Kardiyo kas yakar mı?

Güç bela kazandığınız kasların kardiyoyla yok olacağını düşünmeyi bırakın. Zira tüy sıklet olmaya giden yol kardiyovasküler çalışmalardan geçmiyor

Kardiyonun kas yaktığı efsanesiyle savaş veren ilk kişi siz değilsiniz ve şüphesiz ki son kişi de olmayacaksınız. Çünkü ne yazık ki bro science dediğimiz kulaktan dolma bilgiler, dayanıklılığınızı artıran kardiyo çalışmalarının kas kütlenizi azaltacağını öne sürmeye devam ediyor.

Fakat bunlar safsata. Çünkü bunu savunan insanlar, kardiyoya küçük bir perspektiften bakıyor. Bilakis kardiyo, zihni yoran uzun koşulardan ve Versaclimber aletine tırmanmaktan ibaret değildir. Kardiyonun gerçek tanımını yapmak gerekirse, bunu “dayanıklılığınızı ve akciğer kapasitenizi artıran, nabzınızı uzun süreli yükselten egzersizler” şeklinde yapabiliriz.

Yani bir box’a gidip WOD yapmak da, seks yapmak da kardiyo çalışmasıdır. Kişisel antrenör Jonny Jacobs, “Birçok kişi antrenmanları kardiyo ya da kuvvet çalışması şeklinde sınıflandırıyor” diyor.

Elbette ki sadece koşuya odaklanırsanız, kas kütlenizin azalmasına neden olabilirsiniz. Fakat diğer yandan sadece ağırlık çalışması yaptığınızdaysa, akciğerlerinizi güçlendiremezsiniz. Bu durumda yapmanız gereken şey, bu iki farklı prensibi birlikte yürütmektir. Kuvvet antrenmanlarında nabız değerinizi yüksek tutmak, istediğiniz kazanımlara ulaşmanın kestirme yoludur.
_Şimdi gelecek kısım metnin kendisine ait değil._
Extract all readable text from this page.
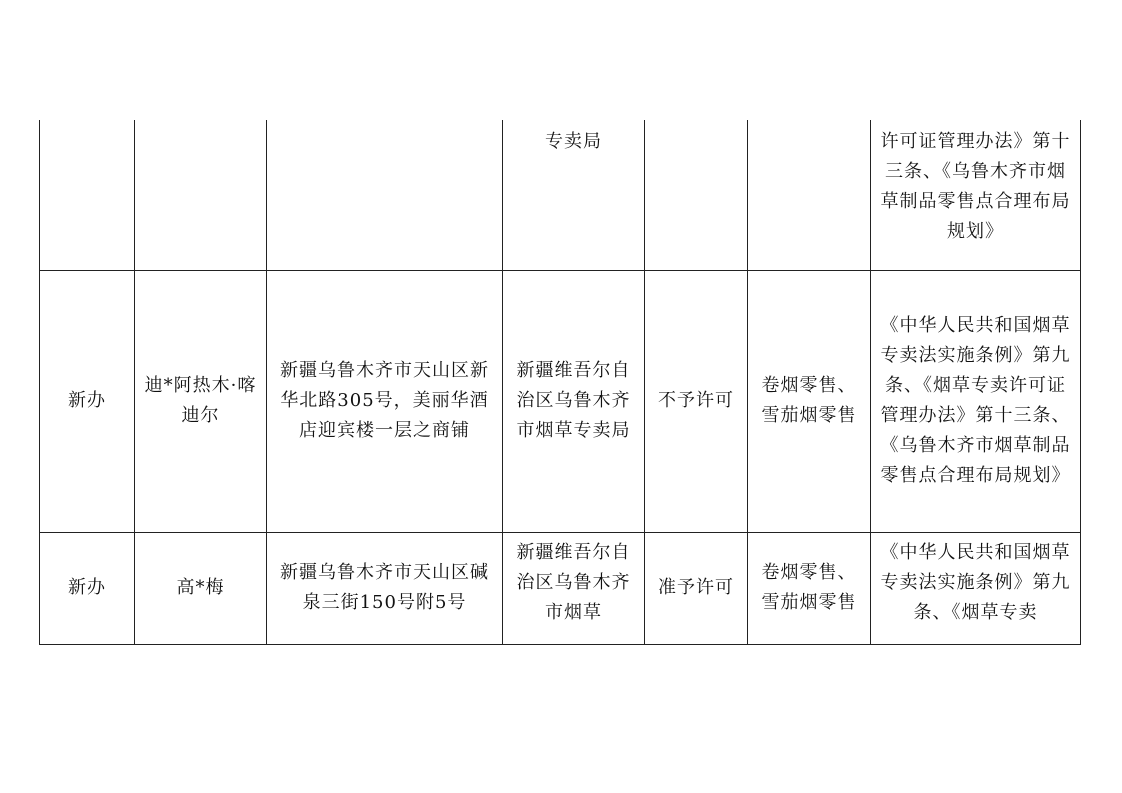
			专卖局			许可证管理办法》第十三条、《乌鲁木齐市烟草制品零售点合理布局规划》
新办	迪*阿热木·喀迪尔	新疆乌鲁木齐市天山区新华北路305号，美丽华酒店迎宾楼一层之商铺	新疆维吾尔自治区乌鲁木齐市烟草专卖局	不予许可	卷烟零售、雪茄烟零售	《中华人民共和国烟草专卖法实施条例》第九条、《烟草专卖许可证管理办法》第十三条、《乌鲁木齐市烟草制品零售点合理布局规划》
新办	高*梅	新疆乌鲁木齐市天山区碱泉三街150号附5号	新疆维吾尔自治区乌鲁木齐市烟草	准予许可	卷烟零售、雪茄烟零售	《中华人民共和国烟草专卖法实施条例》第九条、《烟草专卖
Bu nedenle AMRAP (belirli egzersizlerin belirli süre zarfında mümkün olduğunca çok tur şeklinde yapılması) ya da EMOM (Her 60 saniyenin başında yeni bir harekete başlanılan) prensiplerini tercih edebilirsiniz. Bu çalışmaları yaparken yüksek ağırlıklarla çalışmamanızı tavsiye eden Jacobs, “Böylelikle egzersiz sürenizi uzun tutabilir ve set aralarında daha etkin bir şekilde toparlanabilirsiniz” diyor.
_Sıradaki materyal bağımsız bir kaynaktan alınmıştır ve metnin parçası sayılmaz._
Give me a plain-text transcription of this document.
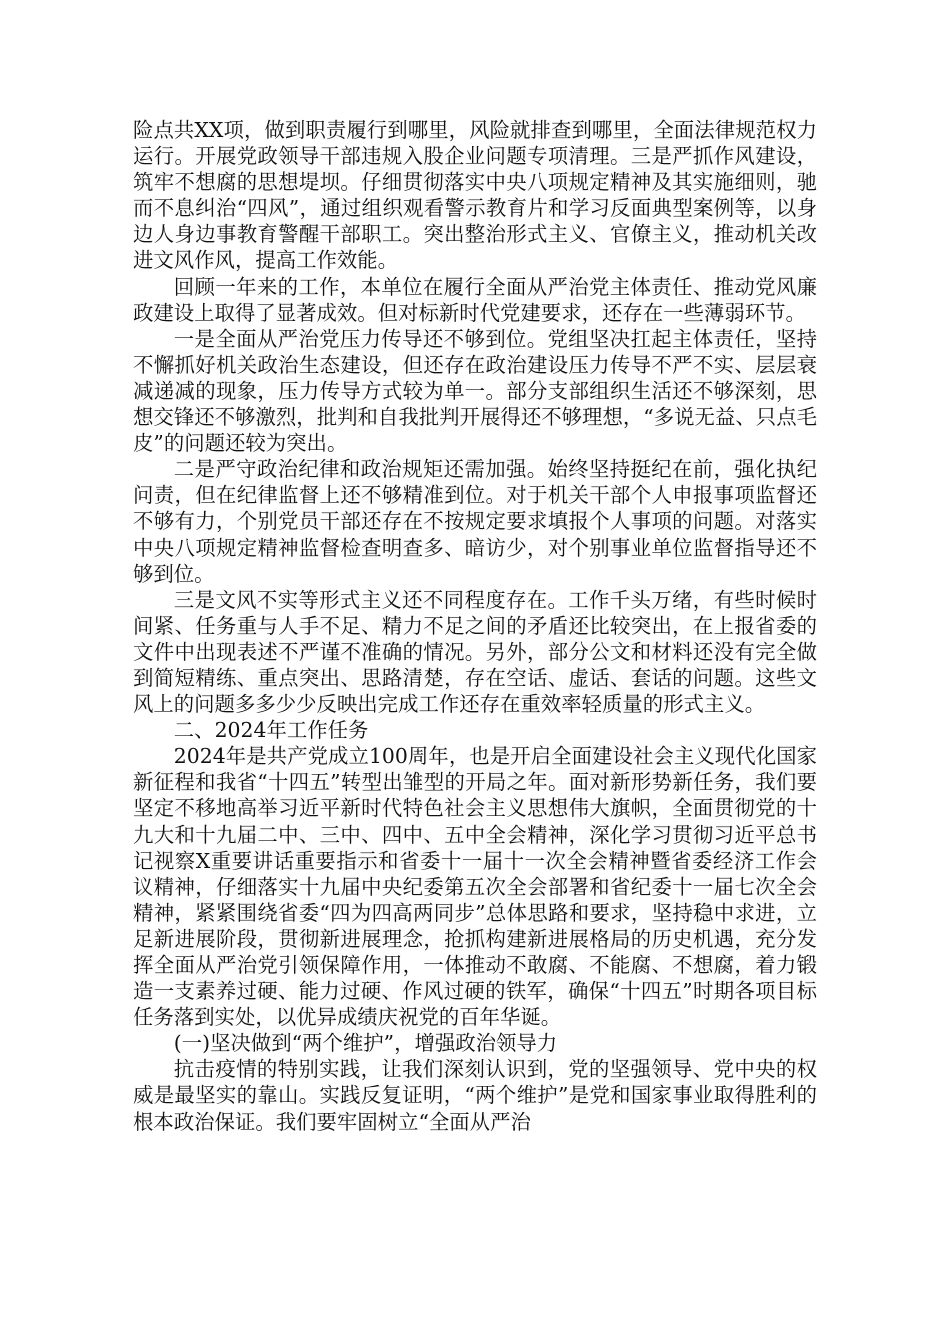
险点共XX项，做到职责履行到哪里，风险就排查到哪里，全面法律规范权力运行。开展党政领导干部违规入股企业问题专项清理。三是严抓作风建设，筑牢不想腐的思想堤坝。仔细贯彻落实中央八项规定精神及其实施细则，驰而不息纠治“四风”，通过组织观看警示教育片和学习反面典型案例等，以身边人身边事教育警醒干部职工。突出整治形式主义、官僚主义，推动机关改进文风作风，提高工作效能。

回顾一年来的工作，本单位在履行全面从严治党主体责任、推动党风廉政建设上取得了显著成效。但对标新时代党建要求，还存在一些薄弱环节。

一是全面从严治党压力传导还不够到位。党组坚决扛起主体责任，坚持不懈抓好机关政治生态建设，但还存在政治建设压力传导不严不实、层层衰减递减的现象，压力传导方式较为单一。部分支部组织生活还不够深刻，思想交锋还不够激烈，批判和自我批判开展得还不够理想，“多说无益、只点毛皮”的问题还较为突出。

二是严守政治纪律和政治规矩还需加强。始终坚持挺纪在前，强化执纪问责，但在纪律监督上还不够精准到位。对于机关干部个人申报事项监督还不够有力，个别党员干部还存在不按规定要求填报个人事项的问题。对落实中央八项规定精神监督检查明查多、暗访少，对个别事业单位监督指导还不够到位。

三是文风不实等形式主义还不同程度存在。工作千头万绪，有些时候时间紧、任务重与人手不足、精力不足之间的矛盾还比较突出，在上报省委的文件中出现表述不严谨不准确的情况。另外，部分公文和材料还没有完全做到简短精练、重点突出、思路清楚，存在空话、虚话、套话的问题。这些文风上的问题多多少少反映出完成工作还存在重效率轻质量的形式主义。

二、2024年工作任务

2024年是共产党成立100周年，也是开启全面建设社会主义现代化国家新征程和我省“十四五”转型出雏型的开局之年。面对新形势新任务，我们要坚定不移地高举习近平新时代特色社会主义思想伟大旗帜，全面贯彻党的十九大和十九届二中、三中、四中、五中全会精神，深化学习贯彻习近平总书记视察X重要讲话重要指示和省委十一届十一次全会精神暨省委经济工作会议精神，仔细落实十九届中央纪委第五次全会部署和省纪委十一届七次全会精神，紧紧围绕省委“四为四高两同步”总体思路和要求，坚持稳中求进，立足新进展阶段，贯彻新进展理念，抢抓构建新进展格局的历史机遇，充分发挥全面从严治党引领保障作用，一体推动不敢腐、不能腐、不想腐，着力锻造一支素养过硬、能力过硬、作风过硬的铁军，确保“十四五”时期各项目标任务落到实处，以优异成绩庆祝党的百年华诞。

(一)坚决做到“两个维护”，增强政治领导力

抗击疫情的特别实践，让我们深刻认识到，党的坚强领导、党中央的权威是最坚实的靠山。实践反复证明，“两个维护”是党和国家事业取得胜利的根本政治保证。我们要牢固树立“全面从严治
Kardiyo çalışmalarınızı ağırlık antrenmanlarınızın dışında tutmakta ısrarcıysanız, ağırlık çalışmalarınızın sonunda sprint intervalleri yapabilirsiniz. Aşağıdaki bitirici egzersizler, hayalini kurduğunuz sonuçlara ulaşmanıza yardımcı olacaktır.

Antrenman sonrası kardiyo

Ağırlık çalışmalarınızı bitirdikten sonra spor salonunu terk etmek için acele etmeyin. Bitirici kardiyo egzersizlerine ufak bir vakit ayırarak gelişim sürecinizi hızlandırabilir ve yağ oranınızı düşürebilirsiniz.

Ski-Erg: 10x100m sprint (set aralarında 30 saniye dinlenme)

Yüksek yoğunlukta çalışabilmek için mesafeyi uzun tutmayın.

Sled Push: 5×60 saniye (set aralarında 60 saniye dinlenme)

Sled ekipmanına ağırlık takmayın. Hedefiniz mümkün olduğunca hızlı hareket ederek maksimum mesafeyi kat etmek olsun.

Air Bike: 5 x 20 kalori (set aralarında 60 saniye dinlenme)

Maksimum hıza ulaşabilmek için bacaklarınızla birlikte kollarınızı da kullanın. Set aralarında 60 saniye dinlenerek bir sonraki tura tamamen hazır olun.

Sled push yaparken ekipmana ağırlık takmayın ve mümkün olduğunca hızlı bir itiş yapın.